Showing papers by "Javier DeFelipe published in 1996"

Inhibitory neurons in the human epileptogenic temporal neocortex. An immunocytochemical study.

Abstract: Immunocytochemical methods were used to study alterations in inhibitory neuronal circuits in human neocortex resected during surgical treatment of intractable temporal epilepsy associated or not with brain tumours. The epileptogenic cortex was characterized and divided into spiking or non-spiking zones by intraoperative electrocorticography (ECOG). The resected cortex was cut into blocks, sectioned and stained immunocytochemically for visualization of glutamic acid decarboxylase (GAD), the calcium-binding protein, parvalbumin (PV) and glial fibrillary acidic protein (GFAP). A variety of alterations in cortical neuronal circuits as revealed by immunocytochemical and histological methods were found. Similar alterations in inhibitory neuronal circuits appear to occur independently of the primary epileptogenic site and pathology associated with epilepsy, which suggests that there is possibly a common basic underlying mechanism that leads to seizure activity. These changes were apparently unrelated to ECOG findings at surgery, which bring into question the value of the use of interictal epileptic discharges recorded by ECOG to guide cortical resections. The most conspicuous and common change was the loss of chandelier cells. The finding that these cells are among the most vulnerable types of GABAergic interneurons in the epileptogenic temporal cortex indicates that they might be of great functional importance, since the axon terminals of chandelier cells are likely to exert powerful regulation of impulse generation in cortical pyramidal cells. Therefore, these cells might represent a key component in the aetiology of human epilepsy.

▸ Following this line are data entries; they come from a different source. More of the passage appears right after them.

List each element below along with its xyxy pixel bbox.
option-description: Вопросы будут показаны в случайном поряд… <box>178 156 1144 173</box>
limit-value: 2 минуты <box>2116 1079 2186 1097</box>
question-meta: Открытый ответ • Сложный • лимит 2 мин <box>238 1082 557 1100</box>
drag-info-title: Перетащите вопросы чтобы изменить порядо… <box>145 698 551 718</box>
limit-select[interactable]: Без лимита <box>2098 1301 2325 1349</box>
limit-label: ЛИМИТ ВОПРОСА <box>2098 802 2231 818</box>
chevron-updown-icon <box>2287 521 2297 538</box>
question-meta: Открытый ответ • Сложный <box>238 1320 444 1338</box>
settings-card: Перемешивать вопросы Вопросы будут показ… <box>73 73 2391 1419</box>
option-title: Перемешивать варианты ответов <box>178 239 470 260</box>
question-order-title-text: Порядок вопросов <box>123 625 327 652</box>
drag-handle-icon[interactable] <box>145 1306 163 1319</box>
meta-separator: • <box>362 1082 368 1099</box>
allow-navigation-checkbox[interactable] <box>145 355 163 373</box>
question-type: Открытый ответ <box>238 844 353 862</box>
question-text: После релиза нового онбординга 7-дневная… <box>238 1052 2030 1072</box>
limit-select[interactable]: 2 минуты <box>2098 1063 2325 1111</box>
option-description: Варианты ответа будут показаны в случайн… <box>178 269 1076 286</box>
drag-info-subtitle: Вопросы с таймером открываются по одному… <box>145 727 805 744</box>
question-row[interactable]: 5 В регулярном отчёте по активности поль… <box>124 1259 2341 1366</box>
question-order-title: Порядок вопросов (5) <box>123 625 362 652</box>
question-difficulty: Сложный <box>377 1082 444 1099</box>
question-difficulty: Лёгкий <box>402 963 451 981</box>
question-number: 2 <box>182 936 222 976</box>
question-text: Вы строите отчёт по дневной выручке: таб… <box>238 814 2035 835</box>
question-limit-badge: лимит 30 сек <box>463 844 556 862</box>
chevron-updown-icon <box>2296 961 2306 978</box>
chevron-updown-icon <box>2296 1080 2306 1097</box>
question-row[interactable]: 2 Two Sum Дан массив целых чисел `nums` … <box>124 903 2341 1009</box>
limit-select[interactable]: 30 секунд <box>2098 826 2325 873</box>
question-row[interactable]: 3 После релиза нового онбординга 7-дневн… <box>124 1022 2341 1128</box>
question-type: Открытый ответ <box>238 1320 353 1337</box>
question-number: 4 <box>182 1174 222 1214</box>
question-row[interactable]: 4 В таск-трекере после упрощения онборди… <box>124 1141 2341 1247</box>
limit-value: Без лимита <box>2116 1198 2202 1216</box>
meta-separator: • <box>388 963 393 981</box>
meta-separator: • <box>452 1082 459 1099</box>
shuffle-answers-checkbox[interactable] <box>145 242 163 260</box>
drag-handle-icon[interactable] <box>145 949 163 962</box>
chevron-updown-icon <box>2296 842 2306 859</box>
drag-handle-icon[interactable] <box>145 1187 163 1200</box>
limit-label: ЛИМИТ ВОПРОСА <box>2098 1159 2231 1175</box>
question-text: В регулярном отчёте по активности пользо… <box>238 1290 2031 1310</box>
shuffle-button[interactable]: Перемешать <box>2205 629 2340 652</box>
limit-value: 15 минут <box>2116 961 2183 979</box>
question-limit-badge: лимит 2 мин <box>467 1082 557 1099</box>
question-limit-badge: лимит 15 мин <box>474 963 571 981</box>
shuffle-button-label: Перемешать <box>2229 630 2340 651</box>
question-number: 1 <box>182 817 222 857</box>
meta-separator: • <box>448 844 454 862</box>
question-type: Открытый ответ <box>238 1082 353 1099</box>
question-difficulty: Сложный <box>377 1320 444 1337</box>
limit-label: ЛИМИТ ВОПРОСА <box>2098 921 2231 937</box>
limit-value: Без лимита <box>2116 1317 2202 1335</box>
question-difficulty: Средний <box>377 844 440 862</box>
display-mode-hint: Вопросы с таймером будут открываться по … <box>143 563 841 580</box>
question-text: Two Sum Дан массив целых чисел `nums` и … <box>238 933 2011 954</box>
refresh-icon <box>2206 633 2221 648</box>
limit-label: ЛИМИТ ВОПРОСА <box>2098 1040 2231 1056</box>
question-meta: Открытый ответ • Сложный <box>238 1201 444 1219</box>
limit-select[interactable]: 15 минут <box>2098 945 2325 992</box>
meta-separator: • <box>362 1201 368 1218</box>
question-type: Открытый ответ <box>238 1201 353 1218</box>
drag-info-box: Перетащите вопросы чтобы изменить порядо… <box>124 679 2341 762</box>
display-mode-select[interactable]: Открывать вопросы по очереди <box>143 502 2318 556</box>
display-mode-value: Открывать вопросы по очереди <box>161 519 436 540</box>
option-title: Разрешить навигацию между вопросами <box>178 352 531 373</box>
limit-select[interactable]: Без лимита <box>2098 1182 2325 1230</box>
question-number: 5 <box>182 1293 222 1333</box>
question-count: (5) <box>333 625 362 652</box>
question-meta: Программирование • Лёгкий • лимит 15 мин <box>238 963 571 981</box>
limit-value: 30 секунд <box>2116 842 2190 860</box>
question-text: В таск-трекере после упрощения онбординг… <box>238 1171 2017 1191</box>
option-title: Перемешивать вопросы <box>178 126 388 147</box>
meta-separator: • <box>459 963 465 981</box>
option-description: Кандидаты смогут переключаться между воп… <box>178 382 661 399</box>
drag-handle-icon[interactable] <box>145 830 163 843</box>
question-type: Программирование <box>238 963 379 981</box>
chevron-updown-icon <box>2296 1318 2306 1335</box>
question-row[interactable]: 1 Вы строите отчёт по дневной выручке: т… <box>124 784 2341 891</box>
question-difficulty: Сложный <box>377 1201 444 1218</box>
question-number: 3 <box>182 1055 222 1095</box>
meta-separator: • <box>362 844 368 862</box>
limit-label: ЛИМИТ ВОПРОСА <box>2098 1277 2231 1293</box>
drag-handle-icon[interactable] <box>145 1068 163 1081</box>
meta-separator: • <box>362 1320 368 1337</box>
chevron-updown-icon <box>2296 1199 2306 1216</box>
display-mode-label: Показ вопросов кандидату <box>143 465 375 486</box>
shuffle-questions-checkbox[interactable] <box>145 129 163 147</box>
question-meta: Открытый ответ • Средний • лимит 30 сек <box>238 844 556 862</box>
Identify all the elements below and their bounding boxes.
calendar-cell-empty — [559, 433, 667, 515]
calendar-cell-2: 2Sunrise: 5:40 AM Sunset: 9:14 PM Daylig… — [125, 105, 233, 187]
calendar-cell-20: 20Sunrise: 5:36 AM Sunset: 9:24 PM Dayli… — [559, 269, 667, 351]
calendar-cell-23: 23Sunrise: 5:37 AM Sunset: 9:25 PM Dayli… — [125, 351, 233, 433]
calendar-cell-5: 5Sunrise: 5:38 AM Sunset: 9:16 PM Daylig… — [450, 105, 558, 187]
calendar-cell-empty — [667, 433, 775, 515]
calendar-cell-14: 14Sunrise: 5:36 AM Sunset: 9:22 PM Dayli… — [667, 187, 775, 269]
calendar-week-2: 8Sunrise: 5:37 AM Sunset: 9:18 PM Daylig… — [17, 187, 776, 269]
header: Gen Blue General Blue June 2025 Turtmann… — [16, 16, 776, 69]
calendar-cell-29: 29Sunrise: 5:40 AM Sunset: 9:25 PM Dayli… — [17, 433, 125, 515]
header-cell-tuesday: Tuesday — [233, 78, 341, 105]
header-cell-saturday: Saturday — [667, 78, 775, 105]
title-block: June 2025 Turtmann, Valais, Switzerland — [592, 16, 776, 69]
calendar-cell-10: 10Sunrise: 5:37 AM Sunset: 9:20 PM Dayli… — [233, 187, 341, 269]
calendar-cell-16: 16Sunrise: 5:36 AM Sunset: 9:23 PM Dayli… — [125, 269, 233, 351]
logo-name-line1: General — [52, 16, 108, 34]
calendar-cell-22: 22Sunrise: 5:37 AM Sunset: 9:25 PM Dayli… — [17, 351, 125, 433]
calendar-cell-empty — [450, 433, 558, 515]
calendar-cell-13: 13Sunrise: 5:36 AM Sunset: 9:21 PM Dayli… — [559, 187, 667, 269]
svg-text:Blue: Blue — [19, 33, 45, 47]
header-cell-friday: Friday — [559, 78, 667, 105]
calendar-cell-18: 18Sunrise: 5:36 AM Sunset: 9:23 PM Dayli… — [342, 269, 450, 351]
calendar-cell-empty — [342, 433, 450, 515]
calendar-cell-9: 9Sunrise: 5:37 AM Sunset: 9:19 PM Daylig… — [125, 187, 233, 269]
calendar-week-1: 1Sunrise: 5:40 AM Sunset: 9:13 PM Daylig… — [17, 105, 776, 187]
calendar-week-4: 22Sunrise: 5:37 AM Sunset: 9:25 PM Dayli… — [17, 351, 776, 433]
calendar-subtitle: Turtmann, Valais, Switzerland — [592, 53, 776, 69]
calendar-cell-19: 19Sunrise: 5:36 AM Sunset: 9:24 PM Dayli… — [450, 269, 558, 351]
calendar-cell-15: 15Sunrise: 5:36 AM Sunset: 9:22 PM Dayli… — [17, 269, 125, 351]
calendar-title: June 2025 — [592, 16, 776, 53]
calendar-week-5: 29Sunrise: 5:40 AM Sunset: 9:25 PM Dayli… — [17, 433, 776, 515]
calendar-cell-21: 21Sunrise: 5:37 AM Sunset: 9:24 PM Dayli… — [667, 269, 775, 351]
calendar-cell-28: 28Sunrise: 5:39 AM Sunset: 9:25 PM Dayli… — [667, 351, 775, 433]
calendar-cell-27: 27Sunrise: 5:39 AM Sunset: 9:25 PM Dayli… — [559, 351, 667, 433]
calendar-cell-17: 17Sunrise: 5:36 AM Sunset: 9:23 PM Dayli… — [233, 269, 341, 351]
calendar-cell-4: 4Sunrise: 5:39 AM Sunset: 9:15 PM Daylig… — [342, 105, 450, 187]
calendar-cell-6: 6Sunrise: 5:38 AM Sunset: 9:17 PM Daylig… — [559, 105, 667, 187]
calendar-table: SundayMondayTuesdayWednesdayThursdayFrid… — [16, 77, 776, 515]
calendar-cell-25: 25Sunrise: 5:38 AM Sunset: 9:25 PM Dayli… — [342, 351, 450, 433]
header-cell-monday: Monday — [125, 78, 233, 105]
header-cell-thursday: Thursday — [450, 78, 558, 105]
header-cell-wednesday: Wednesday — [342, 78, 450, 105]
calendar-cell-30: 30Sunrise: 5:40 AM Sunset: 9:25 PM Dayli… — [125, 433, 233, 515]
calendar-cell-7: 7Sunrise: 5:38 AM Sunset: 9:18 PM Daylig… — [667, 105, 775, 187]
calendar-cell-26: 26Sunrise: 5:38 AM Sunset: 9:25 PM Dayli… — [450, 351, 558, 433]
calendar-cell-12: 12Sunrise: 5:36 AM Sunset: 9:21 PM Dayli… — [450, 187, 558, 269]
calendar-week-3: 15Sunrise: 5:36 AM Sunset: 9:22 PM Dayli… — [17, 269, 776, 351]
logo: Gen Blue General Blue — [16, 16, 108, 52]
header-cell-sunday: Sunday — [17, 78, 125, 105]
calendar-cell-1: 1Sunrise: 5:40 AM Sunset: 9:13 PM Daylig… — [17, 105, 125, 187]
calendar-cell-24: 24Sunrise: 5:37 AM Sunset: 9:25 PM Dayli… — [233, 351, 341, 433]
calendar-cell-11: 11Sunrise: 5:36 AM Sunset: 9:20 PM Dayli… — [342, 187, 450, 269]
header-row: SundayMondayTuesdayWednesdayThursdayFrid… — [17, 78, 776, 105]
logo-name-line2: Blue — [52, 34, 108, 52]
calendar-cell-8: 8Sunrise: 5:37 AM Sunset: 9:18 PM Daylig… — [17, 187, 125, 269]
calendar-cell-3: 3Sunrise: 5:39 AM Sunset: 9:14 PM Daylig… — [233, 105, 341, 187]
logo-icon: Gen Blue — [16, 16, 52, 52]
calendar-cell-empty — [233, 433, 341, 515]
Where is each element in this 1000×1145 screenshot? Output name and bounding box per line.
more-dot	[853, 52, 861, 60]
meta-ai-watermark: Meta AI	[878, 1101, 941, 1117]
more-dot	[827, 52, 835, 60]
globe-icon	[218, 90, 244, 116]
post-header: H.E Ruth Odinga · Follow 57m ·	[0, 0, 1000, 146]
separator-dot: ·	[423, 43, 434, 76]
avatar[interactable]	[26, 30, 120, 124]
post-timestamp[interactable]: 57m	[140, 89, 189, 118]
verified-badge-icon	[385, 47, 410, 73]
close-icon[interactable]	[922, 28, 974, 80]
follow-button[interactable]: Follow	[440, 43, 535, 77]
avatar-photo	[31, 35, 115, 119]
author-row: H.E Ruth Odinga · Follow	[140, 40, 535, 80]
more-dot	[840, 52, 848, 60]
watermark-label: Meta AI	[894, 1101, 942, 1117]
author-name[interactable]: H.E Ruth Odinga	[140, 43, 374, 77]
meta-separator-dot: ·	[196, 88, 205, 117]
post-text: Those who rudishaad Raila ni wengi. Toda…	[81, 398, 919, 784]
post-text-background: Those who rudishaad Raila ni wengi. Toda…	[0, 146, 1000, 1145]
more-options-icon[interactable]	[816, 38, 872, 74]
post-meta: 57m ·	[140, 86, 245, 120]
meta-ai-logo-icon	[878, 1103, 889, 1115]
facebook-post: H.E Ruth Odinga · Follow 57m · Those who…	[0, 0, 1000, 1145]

Colocalization of calbindin D-28k, calretinin, and GABA immunoreactivities in neurons of the human temporal cortex

Abstract: The calcium-binding proteins calbindin D-28k (CalB) and calretinin (CalR) have been shown to be useful markers of neuronal subpopulations located mainly in layers II-III of the neocortex of a variety of species, including human. Double labeling immunocytochemical studies of CalB, CalR, and GABA in experimental animals have shown that CalB and CalR are present in separate subpopulations of neurons. However, there are no studies of colocalization of these calcium-binding proteins and GABA in the human neocortex. The principal goal of the present work was to investigate the degree of colocalization of these substances in layers II-III of the human temporal neocortex, using a postembedding immunocytochemical method. The patterns of staining for CalB, CalR, and GABA in the human cortex were similar to those found in monkey neocortex. However, the degree of colocalization for certain combinations was different from that reported in the monkey and other experimental animals. A relatively large proportion of CalB- and CalR-immunoreactive cells (approximately 71% and 74%, respectively) were found to be immunoreactive for GABA. However, the degree of colocalization of CalB with CalR was low (between 4% and 6%). Thus, our quantitative and qualitative data suggest that these calcium-binding proteins are present in similar cortical circuits in all primates, but that in the human neocortex, there might be additional GABAergic and perhaps also non-GABAergic interneurons with unique chemical characteristics.